Chiang later commented that when he had used the expression of unification of China, Tanaka suddenly blanched his face (to hide some emotion inside). So, Chiang Kaishek understood that Japanese Prime Minister Tanaka had no intention to cooperate with Chinag and the National Party. The Empire of Japan must have come to take Manchuria or northern part of China, so Chiang felt.
Eventually ten years later in 1937, Chiang Kaishek started to attack the Imperial troops stationed in North China and Shanghai, though the Empire of Japan had already established its protected nation in Manchuria which was called Manchukuo. These battles that started in 1937 continued till the end of WWII in 1945 through the Pearl Harbor attack.

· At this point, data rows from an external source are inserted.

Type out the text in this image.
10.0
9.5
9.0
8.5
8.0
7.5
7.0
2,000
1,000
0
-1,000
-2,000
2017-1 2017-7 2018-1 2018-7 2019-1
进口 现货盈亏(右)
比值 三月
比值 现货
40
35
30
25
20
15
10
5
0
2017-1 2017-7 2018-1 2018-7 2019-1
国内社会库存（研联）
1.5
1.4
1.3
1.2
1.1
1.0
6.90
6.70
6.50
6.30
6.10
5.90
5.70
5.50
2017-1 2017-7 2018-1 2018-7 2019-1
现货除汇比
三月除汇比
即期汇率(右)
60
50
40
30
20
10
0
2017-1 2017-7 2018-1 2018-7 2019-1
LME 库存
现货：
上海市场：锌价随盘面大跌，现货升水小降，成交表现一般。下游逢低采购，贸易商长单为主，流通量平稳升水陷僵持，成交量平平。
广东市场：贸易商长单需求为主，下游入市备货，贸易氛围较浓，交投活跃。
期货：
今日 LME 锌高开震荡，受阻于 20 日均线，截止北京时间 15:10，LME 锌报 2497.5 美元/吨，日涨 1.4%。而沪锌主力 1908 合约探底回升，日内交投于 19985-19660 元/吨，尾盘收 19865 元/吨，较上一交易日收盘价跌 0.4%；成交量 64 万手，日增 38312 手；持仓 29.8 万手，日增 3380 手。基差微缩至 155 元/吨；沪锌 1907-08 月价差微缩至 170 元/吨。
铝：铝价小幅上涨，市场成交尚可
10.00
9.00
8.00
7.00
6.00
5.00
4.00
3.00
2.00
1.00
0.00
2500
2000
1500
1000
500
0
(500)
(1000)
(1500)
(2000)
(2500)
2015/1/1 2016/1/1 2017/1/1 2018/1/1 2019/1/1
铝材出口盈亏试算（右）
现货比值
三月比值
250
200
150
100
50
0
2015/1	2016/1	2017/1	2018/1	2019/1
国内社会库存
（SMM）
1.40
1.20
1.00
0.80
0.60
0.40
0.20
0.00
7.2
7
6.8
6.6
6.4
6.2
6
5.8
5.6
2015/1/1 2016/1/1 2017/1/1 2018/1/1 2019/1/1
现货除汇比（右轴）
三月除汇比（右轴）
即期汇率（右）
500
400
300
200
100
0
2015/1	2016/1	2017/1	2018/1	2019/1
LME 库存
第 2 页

But, if Japanese PM Giichi Tanaka and other leaders had had more compassion for the rising Chinese leader Chiang in 1927, many tragic incidents must have been avoided in Asia through the Second Japanese-Sino War and the Pacific theater of WWII.
Chiang Kaishek
http://en.wikipedia.org/wiki/Chiang_Kai-shek
Giichi Tanaka
http://en.wikipedia.org/wiki/Tanaka_Giichi
It is also notable that Chiang Kaishek was educated in the Empire of Japan:
Chiang grew up in a time period in which military defeats and civil wars among warlords had left China destabilized and in debt, and he decided to pursue a military career. He began his military education at the Baoding Military Academy, in 1906. He then left for the Tokyo Shinbu Gakko, an Imperial Japanese Army Academy Preparatory School for Chinese students, in 1907. There he was influenced by his compatriots to support the revolutionary movement to overthrow the Qing Dynasty and to set up a Chinese republic. He befriended fellow Zhejiang native Chen Qimei, and, in 1908, Chen brought Chiang into the Tongmenghui, a precursor of the Kuomintang (KMT) organization. Chiang served in the Imperial Japanese Army from 1909 to 1911.